Manor police chief retired as interviews on formal complaint by village officer were finishing
Pelham Manor Police Chief Jeffrey Carpenter abruptly retired over Memorial Day weekend just as an investigator was concluding interviews about a formal complaint made by an officer in the village department, according to a emailed press release Monday from the Village of Pelham Manor.
The officer, the nature of the complaint and the names of police officers interviewed were all confidential, the statement said.
On March 16, said Monday’s statement, Trustee Breda Bennett received “a communication from a PMPD officer containing a formal complaint,” and the village board contacted outside employment counsel. The board also hired a “seasoned, independent investigator” to review what it called an “internal personnel matter.”

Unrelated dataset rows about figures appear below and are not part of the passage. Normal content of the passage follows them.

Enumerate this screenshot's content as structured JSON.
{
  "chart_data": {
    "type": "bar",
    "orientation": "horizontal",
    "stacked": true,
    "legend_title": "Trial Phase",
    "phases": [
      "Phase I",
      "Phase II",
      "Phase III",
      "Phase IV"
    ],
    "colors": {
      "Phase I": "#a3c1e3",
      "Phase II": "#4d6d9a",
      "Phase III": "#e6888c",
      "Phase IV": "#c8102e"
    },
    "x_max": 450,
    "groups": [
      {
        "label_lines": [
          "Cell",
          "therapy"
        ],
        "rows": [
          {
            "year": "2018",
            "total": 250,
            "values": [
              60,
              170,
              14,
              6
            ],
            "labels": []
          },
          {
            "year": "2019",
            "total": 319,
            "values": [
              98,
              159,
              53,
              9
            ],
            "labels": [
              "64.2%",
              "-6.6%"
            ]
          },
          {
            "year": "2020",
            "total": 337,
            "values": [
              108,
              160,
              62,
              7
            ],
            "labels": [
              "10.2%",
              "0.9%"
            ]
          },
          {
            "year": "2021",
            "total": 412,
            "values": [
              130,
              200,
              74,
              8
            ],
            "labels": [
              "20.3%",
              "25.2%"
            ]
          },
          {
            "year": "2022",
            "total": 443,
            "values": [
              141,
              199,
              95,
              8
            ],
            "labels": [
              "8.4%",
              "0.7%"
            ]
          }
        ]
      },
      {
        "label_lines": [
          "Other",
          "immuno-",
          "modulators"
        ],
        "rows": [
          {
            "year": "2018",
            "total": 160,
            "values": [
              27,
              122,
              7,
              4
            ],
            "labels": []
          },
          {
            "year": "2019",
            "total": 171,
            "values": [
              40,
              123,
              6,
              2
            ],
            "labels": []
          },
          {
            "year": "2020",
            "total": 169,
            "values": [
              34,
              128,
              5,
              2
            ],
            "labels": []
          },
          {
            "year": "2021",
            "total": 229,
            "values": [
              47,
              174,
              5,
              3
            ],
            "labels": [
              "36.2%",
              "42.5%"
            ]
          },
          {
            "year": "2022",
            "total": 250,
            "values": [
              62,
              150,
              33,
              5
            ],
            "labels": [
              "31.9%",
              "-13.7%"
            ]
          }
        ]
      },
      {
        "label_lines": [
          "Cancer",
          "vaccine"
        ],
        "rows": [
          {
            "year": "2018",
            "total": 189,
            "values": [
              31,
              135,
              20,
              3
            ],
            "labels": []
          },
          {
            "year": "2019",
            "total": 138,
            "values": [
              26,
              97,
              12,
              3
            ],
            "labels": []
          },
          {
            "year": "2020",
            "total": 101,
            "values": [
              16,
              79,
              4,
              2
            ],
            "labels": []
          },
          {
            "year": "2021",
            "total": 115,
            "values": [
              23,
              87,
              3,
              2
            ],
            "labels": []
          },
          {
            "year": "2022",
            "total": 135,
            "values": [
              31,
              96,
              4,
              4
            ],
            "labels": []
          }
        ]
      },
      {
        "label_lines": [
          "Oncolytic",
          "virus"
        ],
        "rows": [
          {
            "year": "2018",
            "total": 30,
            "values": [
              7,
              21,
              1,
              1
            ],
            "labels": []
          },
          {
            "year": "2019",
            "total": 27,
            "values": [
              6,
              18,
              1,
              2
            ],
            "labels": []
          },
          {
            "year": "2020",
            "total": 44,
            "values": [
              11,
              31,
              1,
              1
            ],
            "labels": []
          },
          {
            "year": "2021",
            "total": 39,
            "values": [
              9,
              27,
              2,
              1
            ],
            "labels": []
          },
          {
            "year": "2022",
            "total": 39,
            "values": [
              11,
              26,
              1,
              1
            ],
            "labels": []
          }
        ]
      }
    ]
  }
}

March 16 was election day in Pelham Manor. Mayor Jennifer Monachino Lapey and trustees Angela Michele DeLillo and Joseph Senerchia—all Republican incumbents—ran on a platform of providing high levels of service from village departments. The village’s police reform process was criticized by the Democratic opposition during the campaign. Carpenter played an important role in developing the village’s reform report. The incumbents swept the election.

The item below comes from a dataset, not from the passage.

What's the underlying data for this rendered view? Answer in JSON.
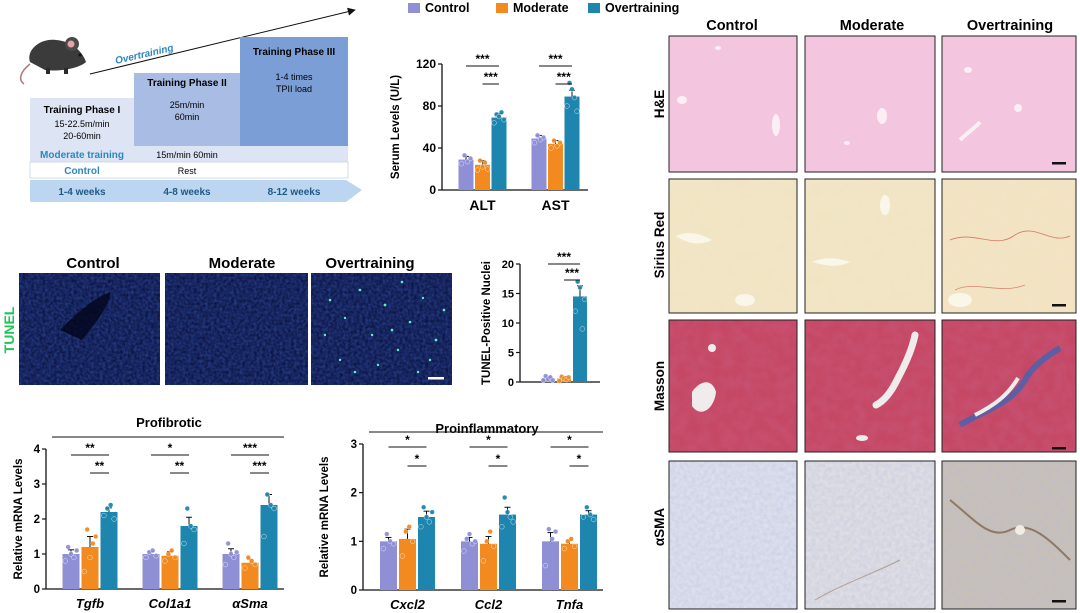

A month earlier on Feb. 11, Bennett, who serves as police commissioner, received an “anonymous communication alleging low morale in the department,” the Pelham Manor statement said. At the time, Village Manager John Pierpont began an internal investigation, “despite the difficulty in verifying anonymous statements,” the village said.
The Westchester Rockland Journal News previously reported the anonymous email.
“The village entered into an agreement with Chief Carpenter, which under federal law, was not enforceable until seven days after execution,” said the statement, without providing further details on the agreement.
Carpenter was promoted after then Pelham Manor Police Chief Alfred Mosiello was forced out of office in February 2015 over racist emails he shared with fellow officers, according to an article in the Journal News. The paper later reported Mosiello got back back $25,000 in salary and vacation days from a January 2015 suspension imposed by the village board due to the emails.